Папа подозвал к себе герцога Джулиано. Нервно покусывая обвислые губы, тот сказал: «До меня дошли некоторые подробности смерти одного молодого человека, служившего тебе моделью. Якобы ты, желая натуральней представить умирающего Христа, умертвил его...» — «Это ложь! — возмутился Буонаротти. — Этот молодой человек был неизлечимо болен и действительно просил меня ускорить ему уход из жизни... Но я не смог ему помочь». — «Нет, ты это сделал потому, что любил его!» — продолжал настаивать герцог. «Разочарую вас... я не верю ни в какую любовь, — из последних сил отвечал Микеланджело. — Ее нет на земле. Есть страх, безумство, корысть, приспособленчество — все это я встречал в людях... нет только любви! Я утверждал ранее, что художник должен стать кем-то вроде преступника, обязан разрушить свой рассудок — во имя того, чтобы сбросить оковы. Теперь, наученный опытом, я знаю, что оковы тут ни при чем — художнику нужно стать отшельником... — С этими словами Буонаротти опустился на пол. — Я бы прилег здесь, Ваше святейшество. Поспать мне нужно часа два, больше я не смогу... Голова раскалывается на части... Не обращайте на меня внимания и продолжайте веселиться!» Сложившись в комок, он улегся на мраморный пол прямо перед троном папы.

Молодой аспирант кончил рассказ, и мы некоторое время шли молча. Пройдя по набережной Тибра, перейдя через мост, вскоре оказались у фонтана Моисея в Пинчо. Воздействие здесь иное — успокаивающее. Моисей юн: прогнав пастухов, черпает водичку для маленькой девочки. От длительной прогулки наступает усталость, и мы присаживаемся на скамейку у фонтана.

— Не знаю, интересен ли был мой рассказ...
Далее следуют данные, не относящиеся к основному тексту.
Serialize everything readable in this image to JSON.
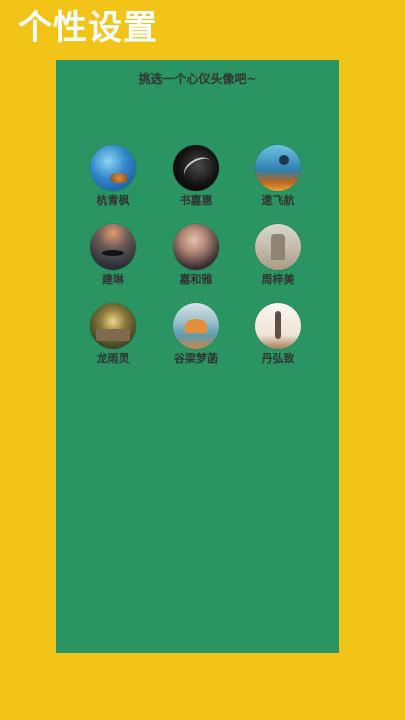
{
  "header": {
    "title": "个性设置"
  },
  "panel": {
    "subtitle": "挑选一个心仪头像吧~",
    "avatars": [
      {
        "name": "杭青枫"
      },
      {
        "name": "书嘉惠"
      },
      {
        "name": "逮飞航"
      },
      {
        "name": "建琳"
      },
      {
        "name": "嘉和雅"
      },
      {
        "name": "周梓美"
      },
      {
        "name": "龙雨灵"
      },
      {
        "name": "谷梁梦菡"
      },
      {
        "name": "丹弘致"
      }
    ]
  },
  "colors": {
    "background": "#f2c417",
    "panel": "#2a9462",
    "title_text": "#ffffff",
    "label_text": "#333333"
  }
}
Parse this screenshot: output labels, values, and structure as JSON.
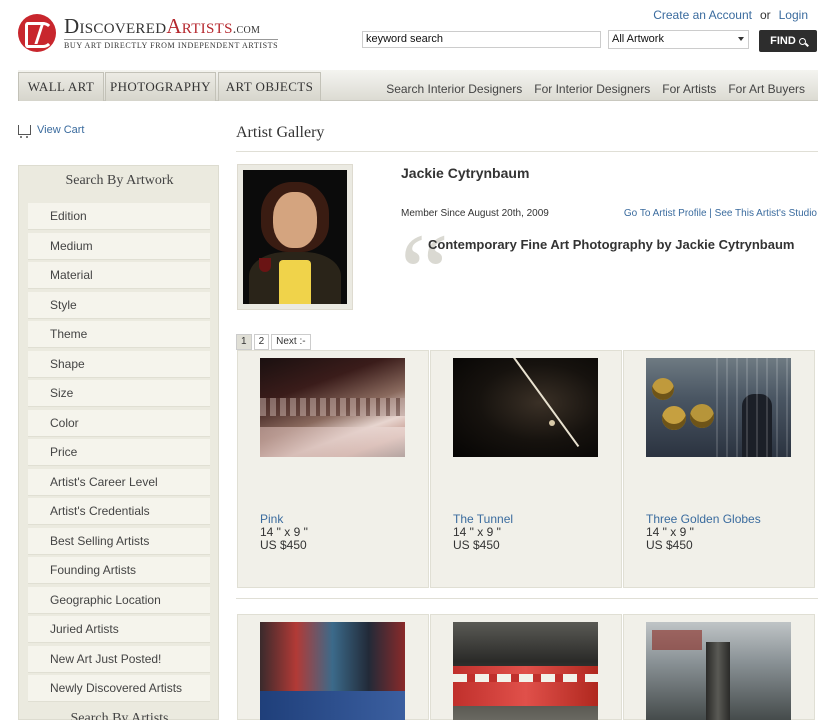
{
  "header": {
    "logo_prefix": "Discovered",
    "logo_accent": "Artists",
    "logo_suffix": ".com",
    "tagline": "BUY ART DIRECTLY FROM INDEPENDENT ARTISTS",
    "create_account": "Create an Account",
    "or": "or",
    "login": "Login",
    "search_value": "keyword search",
    "category_select": "All Artwork",
    "find_label": "FIND"
  },
  "nav": {
    "tabs": [
      "WALL ART",
      "PHOTOGRAPHY",
      "ART OBJECTS"
    ],
    "links": [
      "Search Interior Designers",
      "For Interior Designers",
      "For Artists",
      "For Art Buyers"
    ]
  },
  "sidebar": {
    "view_cart": "View Cart",
    "heading": "Search By Artwork",
    "items": [
      "Edition",
      "Medium",
      "Material",
      "Style",
      "Theme",
      "Shape",
      "Size",
      "Color",
      "Price",
      "Artist's Career Level",
      "Artist's Credentials",
      "Best Selling Artists",
      "Founding Artists",
      "Geographic Location",
      "Juried Artists",
      "New Art Just Posted!",
      "Newly Discovered Artists"
    ],
    "heading2": "Search By Artists"
  },
  "main": {
    "title": "Artist Gallery",
    "artist_name": "Jackie Cytrynbaum",
    "member_since": "Member Since August 20th, 2009",
    "profile_links": "Go To Artist Profile | See This Artist's Studio",
    "statement": "Contemporary Fine Art Photography by Jackie Cytrynbaum",
    "quote_mark": "“",
    "pager": [
      "1",
      "2",
      "Next :-"
    ],
    "artworks": [
      {
        "title": "Pink",
        "size": "14 \" x 9 \"",
        "price": "US $450"
      },
      {
        "title": "The Tunnel",
        "size": "14 \" x 9 \"",
        "price": "US $450"
      },
      {
        "title": "Three Golden Globes",
        "size": "14 \" x 9 \"",
        "price": "US $450"
      }
    ]
  }
}
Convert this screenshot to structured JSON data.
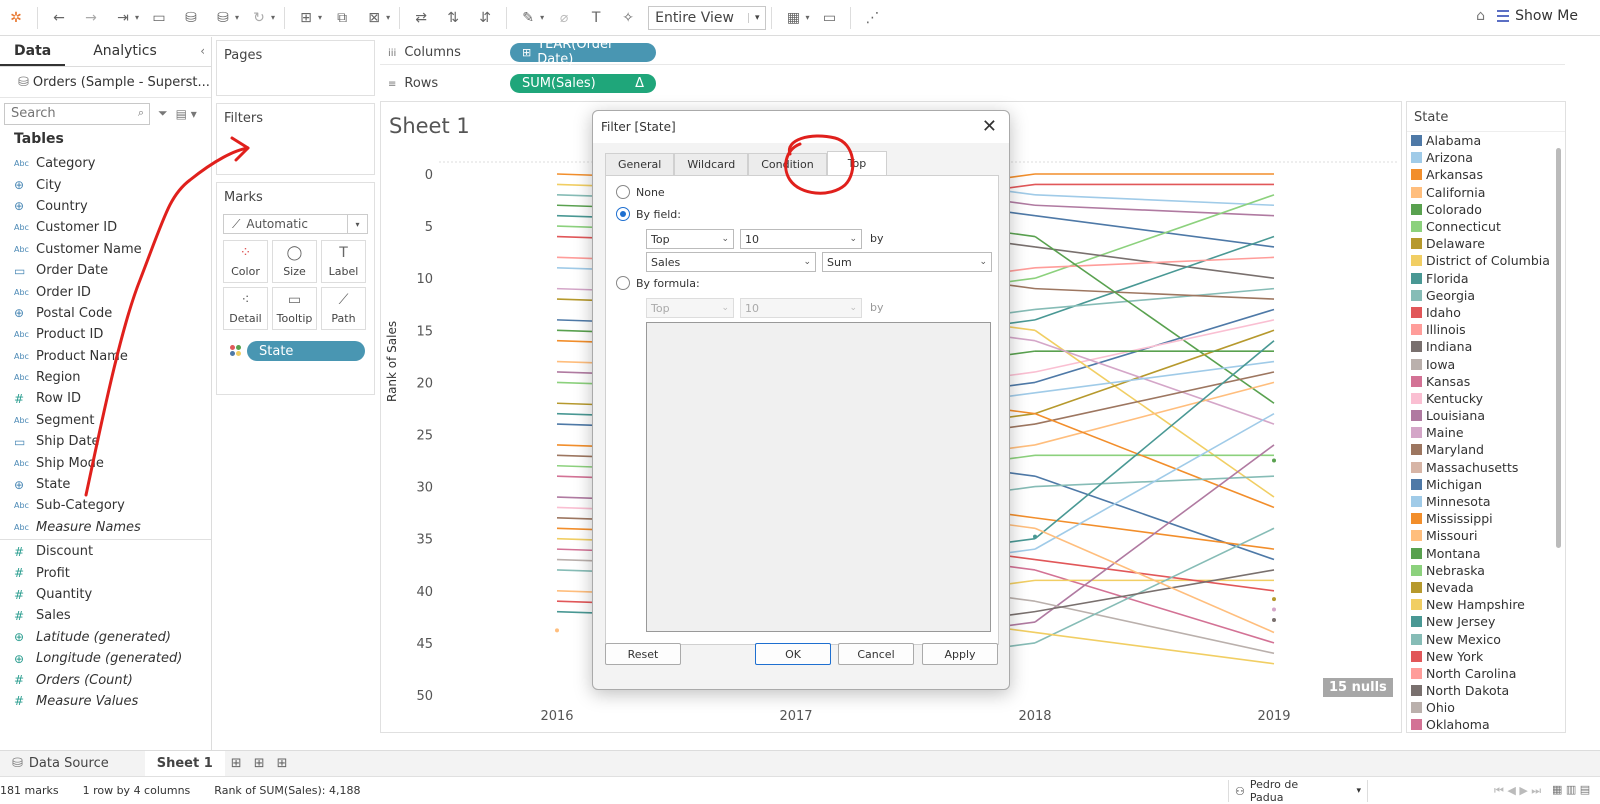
{
  "toolbar": {
    "entire_view": "Entire View",
    "show_me": "Show Me"
  },
  "data_pane": {
    "tab_data": "Data",
    "tab_analytics": "Analytics",
    "datasource": "Orders (Sample - Superst...",
    "search_placeholder": "Search",
    "tables_title": "Tables",
    "dimensions": [
      {
        "type": "Abc",
        "name": "Category"
      },
      {
        "type": "geo",
        "name": "City"
      },
      {
        "type": "geo",
        "name": "Country"
      },
      {
        "type": "Abc",
        "name": "Customer ID"
      },
      {
        "type": "Abc",
        "name": "Customer Name"
      },
      {
        "type": "date",
        "name": "Order Date"
      },
      {
        "type": "Abc",
        "name": "Order ID"
      },
      {
        "type": "geo",
        "name": "Postal Code"
      },
      {
        "type": "Abc",
        "name": "Product ID"
      },
      {
        "type": "Abc",
        "name": "Product Name"
      },
      {
        "type": "Abc",
        "name": "Region"
      },
      {
        "type": "num",
        "name": "Row ID"
      },
      {
        "type": "Abc",
        "name": "Segment"
      },
      {
        "type": "date",
        "name": "Ship Date"
      },
      {
        "type": "Abc",
        "name": "Ship Mode"
      },
      {
        "type": "geo",
        "name": "State"
      },
      {
        "type": "Abc",
        "name": "Sub-Category"
      },
      {
        "type": "Abc",
        "name": "Measure Names",
        "italic": true
      }
    ],
    "measures": [
      {
        "type": "num",
        "name": "Discount"
      },
      {
        "type": "num",
        "name": "Profit"
      },
      {
        "type": "num",
        "name": "Quantity"
      },
      {
        "type": "num",
        "name": "Sales"
      },
      {
        "type": "geo",
        "name": "Latitude (generated)",
        "italic": true
      },
      {
        "type": "geo",
        "name": "Longitude (generated)",
        "italic": true
      },
      {
        "type": "num",
        "name": "Orders (Count)",
        "italic": true
      },
      {
        "type": "num",
        "name": "Measure Values",
        "italic": true
      }
    ]
  },
  "cards": {
    "pages": "Pages",
    "filters": "Filters",
    "marks": "Marks",
    "marks_type": "Automatic",
    "mark_buttons": [
      "Color",
      "Size",
      "Label",
      "Detail",
      "Tooltip",
      "Path"
    ],
    "state_pill": "State"
  },
  "shelves": {
    "columns_label": "Columns",
    "rows_label": "Rows",
    "columns_pill": "YEAR(Order Date)",
    "rows_pill": "SUM(Sales)",
    "rows_pill_delta": "Δ"
  },
  "sheet": {
    "title": "Sheet 1",
    "y_axis_title": "Rank of Sales",
    "nulls": "15 nulls"
  },
  "chart_data": {
    "type": "line",
    "x": [
      "2016",
      "2017",
      "2018",
      "2019"
    ],
    "yticks": [
      "0",
      "5",
      "10",
      "15",
      "20",
      "25",
      "30",
      "35",
      "40",
      "45",
      "50"
    ],
    "ylim": [
      0,
      50
    ],
    "y_reversed": true,
    "ylabel": "Rank of Sales",
    "series_left": [
      {
        "color": "#f28e2b",
        "y2016": 0
      },
      {
        "color": "#f1ce63",
        "y2016": 1
      },
      {
        "color": "#86bcb6",
        "y2016": 2
      },
      {
        "color": "#59a14f",
        "y2016": 3
      },
      {
        "color": "#499894",
        "y2016": 4
      },
      {
        "color": "#8cd17d",
        "y2016": 5
      },
      {
        "color": "#e15759",
        "y2016": 6
      },
      {
        "color": "#ff9d9a",
        "y2016": 8
      },
      {
        "color": "#a0cbe8",
        "y2016": 9
      },
      {
        "color": "#d4a6c8",
        "y2016": 11
      },
      {
        "color": "#b6992d",
        "y2016": 12
      },
      {
        "color": "#4e79a7",
        "y2016": 14
      },
      {
        "color": "#59a14f",
        "y2016": 15
      },
      {
        "color": "#f28e2b",
        "y2016": 16
      },
      {
        "color": "#ffbe7d",
        "y2016": 18
      },
      {
        "color": "#b07aa1",
        "y2016": 19
      },
      {
        "color": "#8cd17d",
        "y2016": 20
      },
      {
        "color": "#b6992d",
        "y2016": 22
      },
      {
        "color": "#499894",
        "y2016": 23
      },
      {
        "color": "#4e79a7",
        "y2016": 24
      },
      {
        "color": "#f28e2b",
        "y2016": 26
      },
      {
        "color": "#9d7660",
        "y2016": 27
      },
      {
        "color": "#8cd17d",
        "y2016": 28
      },
      {
        "color": "#d37295",
        "y2016": 29
      },
      {
        "color": "#b07aa1",
        "y2016": 31
      },
      {
        "color": "#fabfd2",
        "y2016": 32
      },
      {
        "color": "#9d7660",
        "y2016": 33
      },
      {
        "color": "#f28e2b",
        "y2016": 34
      },
      {
        "color": "#f1ce63",
        "y2016": 35
      },
      {
        "color": "#d37295",
        "y2016": 36
      },
      {
        "color": "#bab0ac",
        "y2016": 37
      },
      {
        "color": "#86bcb6",
        "y2016": 38
      },
      {
        "color": "#ffbe7d",
        "y2016": 40
      },
      {
        "color": "#e15759",
        "y2016": 41
      },
      {
        "color": "#499894",
        "y2016": 42
      }
    ],
    "series_right": [
      {
        "color": "#f28e2b",
        "y2018": 0,
        "y2019": 0
      },
      {
        "color": "#e15759",
        "y2018": 1,
        "y2019": 1
      },
      {
        "color": "#a0cbe8",
        "y2018": 2,
        "y2019": 3
      },
      {
        "color": "#b07aa1",
        "y2018": 3,
        "y2019": 4
      },
      {
        "color": "#4e79a7",
        "y2018": 4,
        "y2019": 7
      },
      {
        "color": "#8cd17d",
        "y2018": 10,
        "y2019": 2
      },
      {
        "color": "#79706e",
        "y2018": 7,
        "y2019": 10
      },
      {
        "color": "#499894",
        "y2018": 14,
        "y2019": 6
      },
      {
        "color": "#ff9d9a",
        "y2018": 9,
        "y2019": 8
      },
      {
        "color": "#86bcb6",
        "y2018": 13,
        "y2019": 11
      },
      {
        "color": "#9d7660",
        "y2018": 11,
        "y2019": 12
      },
      {
        "color": "#59a14f",
        "y2018": 6,
        "y2019": 22
      },
      {
        "color": "#4e79a7",
        "y2018": 20,
        "y2019": 13
      },
      {
        "color": "#fabfd2",
        "y2018": 19,
        "y2019": 14
      },
      {
        "color": "#f1ce63",
        "y2018": 15,
        "y2019": 31
      },
      {
        "color": "#b6992d",
        "y2018": 23,
        "y2019": 15
      },
      {
        "color": "#59a14f",
        "y2018": 17,
        "y2019": 17
      },
      {
        "color": "#d4a6c8",
        "y2018": 16,
        "y2019": 24
      },
      {
        "color": "#a0cbe8",
        "y2018": 21,
        "y2019": 18
      },
      {
        "color": "#ffbe7d",
        "y2018": 26,
        "y2019": 20
      },
      {
        "color": "#9d7660",
        "y2018": 24,
        "y2019": 19
      },
      {
        "color": "#8cd17d",
        "y2018": 27,
        "y2019": 27
      },
      {
        "color": "#4e79a7",
        "y2018": 29,
        "y2019": 37
      },
      {
        "color": "#f28e2b",
        "y2018": 23,
        "y2019": 32
      },
      {
        "color": "#86bcb6",
        "y2018": 30,
        "y2019": 29
      },
      {
        "color": "#f28e2b",
        "y2018": 33,
        "y2019": 36
      },
      {
        "color": "#a0cbe8",
        "y2018": 36,
        "y2019": 23
      },
      {
        "color": "#d37295",
        "y2018": 38,
        "y2019": 45
      },
      {
        "color": "#f1ce63",
        "y2018": 39,
        "y2019": 39
      },
      {
        "color": "#e15759",
        "y2018": 37,
        "y2019": 40
      },
      {
        "color": "#b07aa1",
        "y2018": 43,
        "y2019": 26
      },
      {
        "color": "#bab0ac",
        "y2018": 41,
        "y2019": 46
      },
      {
        "color": "#86bcb6",
        "y2018": 45,
        "y2019": 34
      },
      {
        "color": "#f1ce63",
        "y2018": 44,
        "y2019": 47
      },
      {
        "color": "#79706e",
        "y2018": 42,
        "y2019": 38
      },
      {
        "color": "#499894",
        "y2018": 35,
        "y2019": 16
      },
      {
        "color": "#ffbe7d",
        "y2018": 34,
        "y2019": 44
      }
    ]
  },
  "legend": {
    "title": "State",
    "items": [
      {
        "name": "Alabama",
        "color": "#4e79a7"
      },
      {
        "name": "Arizona",
        "color": "#a0cbe8"
      },
      {
        "name": "Arkansas",
        "color": "#f28e2b"
      },
      {
        "name": "California",
        "color": "#ffbe7d"
      },
      {
        "name": "Colorado",
        "color": "#59a14f"
      },
      {
        "name": "Connecticut",
        "color": "#8cd17d"
      },
      {
        "name": "Delaware",
        "color": "#b6992d"
      },
      {
        "name": "District of Columbia",
        "color": "#f1ce63"
      },
      {
        "name": "Florida",
        "color": "#499894"
      },
      {
        "name": "Georgia",
        "color": "#86bcb6"
      },
      {
        "name": "Idaho",
        "color": "#e15759"
      },
      {
        "name": "Illinois",
        "color": "#ff9d9a"
      },
      {
        "name": "Indiana",
        "color": "#79706e"
      },
      {
        "name": "Iowa",
        "color": "#bab0ac"
      },
      {
        "name": "Kansas",
        "color": "#d37295"
      },
      {
        "name": "Kentucky",
        "color": "#fabfd2"
      },
      {
        "name": "Louisiana",
        "color": "#b07aa1"
      },
      {
        "name": "Maine",
        "color": "#d4a6c8"
      },
      {
        "name": "Maryland",
        "color": "#9d7660"
      },
      {
        "name": "Massachusetts",
        "color": "#d7b5a6"
      },
      {
        "name": "Michigan",
        "color": "#4e79a7"
      },
      {
        "name": "Minnesota",
        "color": "#a0cbe8"
      },
      {
        "name": "Mississippi",
        "color": "#f28e2b"
      },
      {
        "name": "Missouri",
        "color": "#ffbe7d"
      },
      {
        "name": "Montana",
        "color": "#59a14f"
      },
      {
        "name": "Nebraska",
        "color": "#8cd17d"
      },
      {
        "name": "Nevada",
        "color": "#b6992d"
      },
      {
        "name": "New Hampshire",
        "color": "#f1ce63"
      },
      {
        "name": "New Jersey",
        "color": "#499894"
      },
      {
        "name": "New Mexico",
        "color": "#86bcb6"
      },
      {
        "name": "New York",
        "color": "#e15759"
      },
      {
        "name": "North Carolina",
        "color": "#ff9d9a"
      },
      {
        "name": "North Dakota",
        "color": "#79706e"
      },
      {
        "name": "Ohio",
        "color": "#bab0ac"
      },
      {
        "name": "Oklahoma",
        "color": "#d37295"
      }
    ]
  },
  "dialog": {
    "title": "Filter [State]",
    "tabs": [
      "General",
      "Wildcard",
      "Condition",
      "Top"
    ],
    "active_tab": "Top",
    "radio_none": "None",
    "radio_by_field": "By field:",
    "radio_by_formula": "By formula:",
    "field_top": "Top",
    "field_count": "10",
    "field_by": "by",
    "field_measure": "Sales",
    "field_agg": "Sum",
    "formula_top": "Top",
    "formula_count": "10",
    "formula_by": "by",
    "btn_reset": "Reset",
    "btn_ok": "OK",
    "btn_cancel": "Cancel",
    "btn_apply": "Apply"
  },
  "bottom": {
    "data_source_tab": "Data Source",
    "sheet_tab": "Sheet 1"
  },
  "status": {
    "marks": "181 marks",
    "rows_cols": "1 row by 4 columns",
    "rank": "Rank of SUM(Sales): 4,188",
    "user": "Pedro de Padua"
  },
  "colors": {
    "dim_pill": "#4996b2",
    "measure_pill": "#1fa67a",
    "annotation": "#e0201c"
  }
}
— Весьма... Еще одно доказательство того, что Сальери пытался ухватиться за версию с Буонаротти, чтобы хоть как-то облегчить тяжесть преступления.

— Так, по-вашему, преступление было?

— Было — по Пушкину, от этого никуда не деться. Только я не верю в то, что он один отравил — травили и убивали все. Реквием не должен был появиться! Моцарт мешал даже мертвый — когда никто не пожертвовал денег на его похороны. Не забывайте, что гений из числа избранных, равных, возможно, лишь Моцарту, Пушкин этим предсказал и свою смерть. Пуля, пущенная Дантесом, была отравлена всеми! Нам не искупить вины наших предков — перед Пушкиным, перед Моцартом™ перед Павлом Петровичем Романовым, наконец. Так что, проблема гения и злодейства тут не в том ключе, как нам преподали ее в школе...

— Но ведь Сальери и Бомарше сюда припутывает...

— Мне трудно судить. Наверное, это будет тема вашей новой работы.» Напомню вам, что был такой замечательный русский драматург Сухово-Кобылин. Не гений, конечно. Может, по классу ближе к Сальери. Говорят, что он точно убил свою возлюбленную француженку.

— Вот видите, значит, это возможно! Пусть и не гений, пусть... — вскричал обрадованный аспирант и тут же достал блокнот, куда, вероятно, занес имя Кобылина — в свой «черный список». — Я уже утомил своими рассказами... Хотел бы вас просить прочитать мою работу, когда она будет напечатана.

Я согласился с радостью и дал свой домашний адрес. Понял, что уходить ему не хотелось.

— Вы удивительно похожи на Буонаротти. Вы должны сыграть его...

— А сколько ему было, когда он умер?

— Восемьдесят девять...

— Еще можно успеть, вы правы...

— Но, главное, вам подходит этот многосложный тип. К своему величию — через борьбу, через тернии. Прогрызая мрамор...

— Но ведь рядом всегда есть и антипод — так устроена природа. Тот, кому все дается легко, баловень судьбы, если хотите...

— Конечно, это — Рафаэль!

— Ну, и кого бы вы на его роль?

— Смоктуновского, наверное... Вас это не обидит?

— Что вы, очень почетно... Но все-таки подумайте, я не способен неделями не снимать сапоги, не способен засыпать на подмостьях... Да и до восьмидесяти девяти не доживу...

Мы попрощались. Достав из кармана карту, я направился к Вилле Боргезе, к тем пиниям, которые себе облюбовал.